Another common method of giving cytotoxic drugs is orally. The number of drugs given this way is increasing due to pharmaceutical developments. It is clearly an attractive method as the patient may receive treatment at home. However, it does result in less contact time from healthcare professionals which may lead to undiagnosed side effects and less psychological support (Irshad & Maisey 2010). There is the issue of concordance (compliance) – patients may not take the tablets as instructed, either forgetting a dose or taking too many. There is also the safety issue of storing medication in the home environment.
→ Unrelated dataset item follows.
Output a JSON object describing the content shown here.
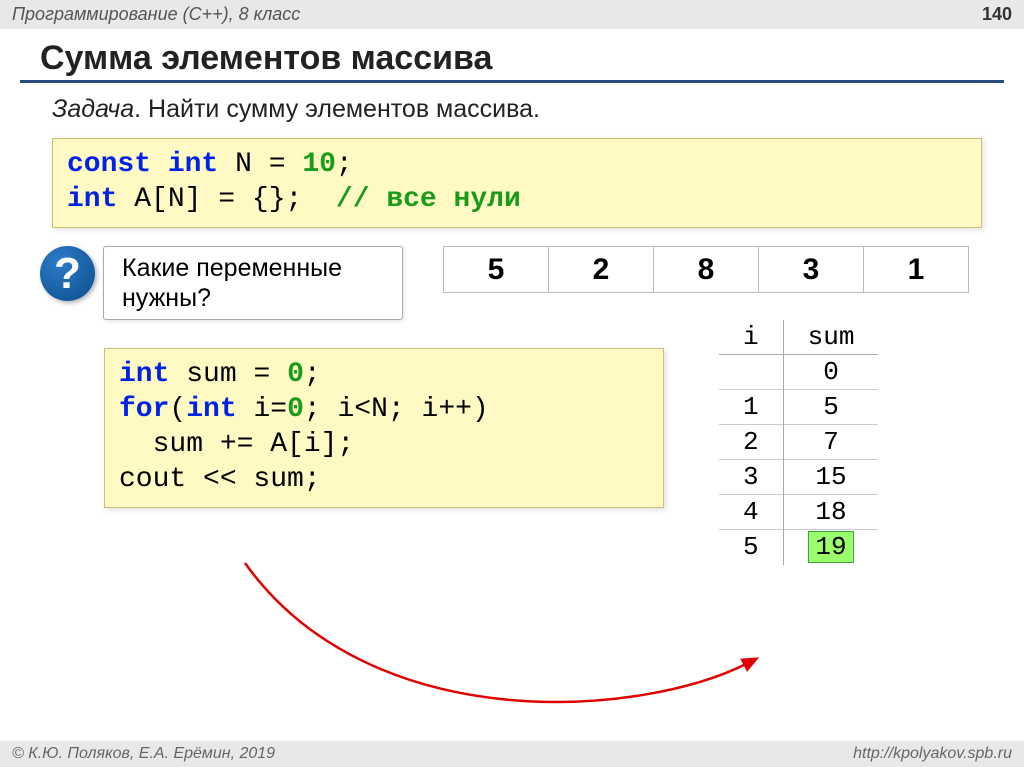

Cytotoxics can also be given intrathecally, injected into the spinal canal (via a lumbar puncture) so the drugs reach beyond the blood–brain barrier. This is used to treat patients with leukaemia. This is a potentially hazardous procedure as the risk of infection is high and there is a risk of spinal cord damage. Only three drugs are licensed to be given intrathecally and there have been several fatal cases when the incorrect drug has been given intrathecally instead of intravenously.

Cytotoxic drugs can be inserted directly into a bodily cavity, such as the bladder, pleural and peritoneal cavities. Cytotoxic bladder instillation uses a urinary catheter to insert mitomycin C into the bladder immediately after the surgical removal of bladder cancer. The bladder instillation is repeated intermittently for a number of weeks afterwards. Topical cytotoxic cream can reduce the size of some cancers affecting the skin.

Subcutaneous/intramuscular injections are very occasionally used. However, as most cytotoxic drugs are vesicants or irritants, causing severe tissue damage, and the absorption rate is unpredictable, these routes are not routinely used.